England won all bar one of their six games in a hectic eight days – Australia beat them 4-3 in the group stages – but when it counted Smith’s team rose to the occasion and lifted the trophy.
They scored 35 goals in the five matches leading up to the final and then, in front of a partisan Canberra crowd, led Australia 2-0 through field goals by Andrew Batchelor early in each half.
When the Aussies clawed a goal back 15 minutes into the second period, it was all set for a nerve jangling finale.
But Smith took the sting out of the Australian fight-back four minutes later when England were awarded a penalty stroke, which he calmly rifled into the roof of the net.
“I was aware of the occasion, but it was just a case of composing myself and striking the ball where their keeper couldn’t get it,” said Smith, who regularly takes penalties for Fareham.
“To score the goal which clinched the gold medal for England was quite something and an occasion I’ll always remember.”
But as England celebrated winning the Over-50s World Cup, the 40s – whose ranks included Winchester’s Chris Jackson and Bournemouth short corner specialist Sam Bury – lost their final to Australia ... with just 28 seconds left on the clock !
Jackson reflected: “We all played exceptionally well in the final - to compete against the 2014 World Cup winners in their own back yard and be so close to victory was phenomenal.
“We soaked up a lot of pressure in the first two quarters of the game but only shipped one unlucky deflection. “Goalkeeper Simon Mason. who played in three Olympics, was superb in goal.
“We then really took the game to them in the third and fourth quarters and were leading 3-2 (Bury scoring the first two goals) with seven minutes to go.

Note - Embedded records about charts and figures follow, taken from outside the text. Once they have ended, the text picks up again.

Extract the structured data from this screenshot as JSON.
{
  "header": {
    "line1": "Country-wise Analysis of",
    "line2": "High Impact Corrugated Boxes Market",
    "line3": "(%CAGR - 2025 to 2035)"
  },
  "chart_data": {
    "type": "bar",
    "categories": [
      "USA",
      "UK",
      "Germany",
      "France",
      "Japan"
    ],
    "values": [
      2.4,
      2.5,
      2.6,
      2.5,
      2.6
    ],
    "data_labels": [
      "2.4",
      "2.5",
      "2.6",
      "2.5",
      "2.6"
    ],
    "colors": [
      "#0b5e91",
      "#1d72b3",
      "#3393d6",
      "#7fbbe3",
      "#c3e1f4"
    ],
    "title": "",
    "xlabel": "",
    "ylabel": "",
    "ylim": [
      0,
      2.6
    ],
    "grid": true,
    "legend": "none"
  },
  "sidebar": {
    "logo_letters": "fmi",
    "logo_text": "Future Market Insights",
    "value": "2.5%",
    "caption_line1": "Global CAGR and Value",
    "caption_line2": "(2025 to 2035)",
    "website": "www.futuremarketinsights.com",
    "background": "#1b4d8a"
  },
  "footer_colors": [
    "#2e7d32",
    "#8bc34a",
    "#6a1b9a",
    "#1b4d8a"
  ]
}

“We held on well under increasing pressure from a desperate Australian side and after an umpiring decision at the other end was dubiously turned over they scored with only 2 minutes 30 seconds to go.
“Those last couple of minutes were fraught and another controversial decision let the Aussies into our D where they were awarded a match winning stroke with only 28 seconds left on the clock.
“To lose having led for so long was completely gutting as most of us had begun to believe we would actually be world champions.
“But it was not to be our day and to give them credit, the Australians were extremely humble in their victory, readily admitting they they had had a lucky escape against a better team.”